Now that this issue is being hotly debated, I opt to revisit past articles as it applied to the administrative and criminal cases faced by a number of local chief executives.

From 2005 to 2007, the overpriced lamppost controversy hounded then Lapulapu City mayor Arturo Radaza and 13 other local officials, a case which prompted then acting deputy ombudsman for the Visayas Virginia Palanca-Santiago  to investigate and subsequently recommend to then ombudsman Merceditas Gutierrez to place the mayor under preventive suspension.

Gutierrez heeded the recommendation in March 2007 but events were overtaken by the general elections of that same year, which won for Radaza another term as mayor.  Radaza’s re-election quieted critics because under the Aguinaldo doctrine, the administrative cases filed against him had been extinguished by virtue of his fresh mandate.

Finally in January 2013 or 6 years after the scandal erupted, Radaza who was then serving as 6th district congressman scored another victory after the Sandiganbayan dismissed criminal cases filed against him and 13 other officials implicated in the lamp posts scandal for lack of evidence.
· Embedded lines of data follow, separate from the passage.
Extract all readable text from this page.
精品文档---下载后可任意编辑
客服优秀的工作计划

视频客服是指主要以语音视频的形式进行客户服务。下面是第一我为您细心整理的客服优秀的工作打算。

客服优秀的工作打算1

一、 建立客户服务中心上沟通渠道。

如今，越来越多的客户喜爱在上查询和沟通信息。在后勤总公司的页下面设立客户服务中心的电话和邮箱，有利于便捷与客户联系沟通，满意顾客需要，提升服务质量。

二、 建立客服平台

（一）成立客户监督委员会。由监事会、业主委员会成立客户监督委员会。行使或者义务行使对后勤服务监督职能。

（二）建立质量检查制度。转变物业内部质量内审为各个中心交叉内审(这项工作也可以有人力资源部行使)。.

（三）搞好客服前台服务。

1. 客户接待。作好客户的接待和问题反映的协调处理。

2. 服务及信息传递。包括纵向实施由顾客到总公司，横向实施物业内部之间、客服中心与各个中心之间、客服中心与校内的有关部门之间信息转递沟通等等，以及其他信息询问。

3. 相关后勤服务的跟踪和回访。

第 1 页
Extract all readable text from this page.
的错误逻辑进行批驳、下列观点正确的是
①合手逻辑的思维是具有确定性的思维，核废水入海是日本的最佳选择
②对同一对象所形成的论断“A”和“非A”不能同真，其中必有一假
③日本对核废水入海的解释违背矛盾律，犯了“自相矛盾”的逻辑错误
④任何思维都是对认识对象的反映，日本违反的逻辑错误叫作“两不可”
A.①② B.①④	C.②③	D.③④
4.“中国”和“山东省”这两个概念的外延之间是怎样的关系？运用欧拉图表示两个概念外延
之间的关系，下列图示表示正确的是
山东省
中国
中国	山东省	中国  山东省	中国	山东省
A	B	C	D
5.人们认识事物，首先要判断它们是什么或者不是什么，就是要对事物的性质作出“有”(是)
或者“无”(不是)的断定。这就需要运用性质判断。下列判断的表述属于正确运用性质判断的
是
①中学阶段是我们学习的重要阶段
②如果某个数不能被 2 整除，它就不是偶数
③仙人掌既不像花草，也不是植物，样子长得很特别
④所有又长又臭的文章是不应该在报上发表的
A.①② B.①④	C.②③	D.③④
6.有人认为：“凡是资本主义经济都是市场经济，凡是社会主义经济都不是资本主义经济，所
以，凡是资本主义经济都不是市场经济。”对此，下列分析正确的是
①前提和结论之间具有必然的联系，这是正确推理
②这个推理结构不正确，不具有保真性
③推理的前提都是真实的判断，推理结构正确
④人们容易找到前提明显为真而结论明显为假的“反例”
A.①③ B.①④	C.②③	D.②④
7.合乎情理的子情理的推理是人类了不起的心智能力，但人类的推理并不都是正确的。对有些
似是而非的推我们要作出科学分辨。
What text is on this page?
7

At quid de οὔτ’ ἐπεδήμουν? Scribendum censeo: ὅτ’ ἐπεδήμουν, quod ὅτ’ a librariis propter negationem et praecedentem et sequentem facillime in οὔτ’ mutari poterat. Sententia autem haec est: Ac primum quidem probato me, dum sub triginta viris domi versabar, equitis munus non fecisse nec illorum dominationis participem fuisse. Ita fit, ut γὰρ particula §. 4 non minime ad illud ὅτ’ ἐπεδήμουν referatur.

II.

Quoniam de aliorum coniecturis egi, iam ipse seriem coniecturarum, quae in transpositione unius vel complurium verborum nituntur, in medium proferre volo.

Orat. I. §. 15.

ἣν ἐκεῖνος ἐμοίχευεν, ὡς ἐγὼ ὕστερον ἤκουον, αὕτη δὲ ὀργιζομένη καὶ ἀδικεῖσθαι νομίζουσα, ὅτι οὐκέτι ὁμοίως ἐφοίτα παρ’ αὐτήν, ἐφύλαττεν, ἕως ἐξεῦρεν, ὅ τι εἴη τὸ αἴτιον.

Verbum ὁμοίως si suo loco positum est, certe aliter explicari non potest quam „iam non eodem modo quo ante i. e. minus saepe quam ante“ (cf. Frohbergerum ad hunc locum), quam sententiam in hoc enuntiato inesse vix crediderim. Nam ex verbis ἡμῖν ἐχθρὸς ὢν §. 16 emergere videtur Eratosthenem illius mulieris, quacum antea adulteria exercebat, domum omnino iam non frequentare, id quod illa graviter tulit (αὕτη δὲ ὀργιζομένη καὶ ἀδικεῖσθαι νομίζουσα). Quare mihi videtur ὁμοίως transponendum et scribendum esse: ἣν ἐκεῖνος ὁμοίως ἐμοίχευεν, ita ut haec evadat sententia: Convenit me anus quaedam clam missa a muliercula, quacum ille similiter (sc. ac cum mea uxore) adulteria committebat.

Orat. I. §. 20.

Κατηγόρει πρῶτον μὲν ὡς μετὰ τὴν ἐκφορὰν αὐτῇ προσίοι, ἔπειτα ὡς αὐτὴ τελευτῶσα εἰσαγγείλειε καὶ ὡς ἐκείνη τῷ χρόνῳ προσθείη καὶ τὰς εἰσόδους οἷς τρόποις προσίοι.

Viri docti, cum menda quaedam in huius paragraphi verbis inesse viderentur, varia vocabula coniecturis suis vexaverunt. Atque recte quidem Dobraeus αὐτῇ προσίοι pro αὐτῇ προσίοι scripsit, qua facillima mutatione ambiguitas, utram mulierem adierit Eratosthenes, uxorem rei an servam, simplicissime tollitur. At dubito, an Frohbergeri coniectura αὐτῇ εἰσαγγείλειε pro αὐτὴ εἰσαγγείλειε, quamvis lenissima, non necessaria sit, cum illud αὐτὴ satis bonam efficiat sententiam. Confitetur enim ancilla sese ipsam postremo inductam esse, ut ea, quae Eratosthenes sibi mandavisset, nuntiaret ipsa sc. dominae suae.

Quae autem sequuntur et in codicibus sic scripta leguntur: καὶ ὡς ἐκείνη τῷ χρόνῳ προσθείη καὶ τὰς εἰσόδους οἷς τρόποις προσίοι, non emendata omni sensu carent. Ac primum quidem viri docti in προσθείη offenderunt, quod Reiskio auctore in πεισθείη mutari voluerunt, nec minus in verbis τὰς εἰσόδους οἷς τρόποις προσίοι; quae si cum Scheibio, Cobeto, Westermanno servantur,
In the article “Criminal Liability” which I wrote in July 2007, I cited jurisprudence on another case involving former mayor Alvin Garcia:

In Garcia vs. Mojica (GR No. 139043 September 10, 1999), the Supreme Court held that while petitioner, then Cebu City Mayor Alvin Garcia, can no longer be held administratively liable for signing the contract with F. E. Zuellig, this should not prejudice the filing of any case outside of the administrative suit previously filed against Garcia. The Court used the Aguinaldo Doctrine which states: “a re-elected local official may not be held administratively accountable for misconduct committed during his prior term of office. The rationale being that when the electorate put him back into office, it is presumed that it did so with full knowledge of his life and character, including his past misconduct. If, armed with such knowledge, it still reelects him, then such reelection is considered a condonation of his past misdeeds.” There is no specific law that provides for condonation by re-election, which is why the Aguinaldo doctrine has been criticized as a form of judicial legislation.

Congress should be in the frontline of calling for such a review but this is a scenario which may be likened to the distance between the earth and the moon.

On the other hand, will the Supreme Court reverse itself on its own judicial interpretation?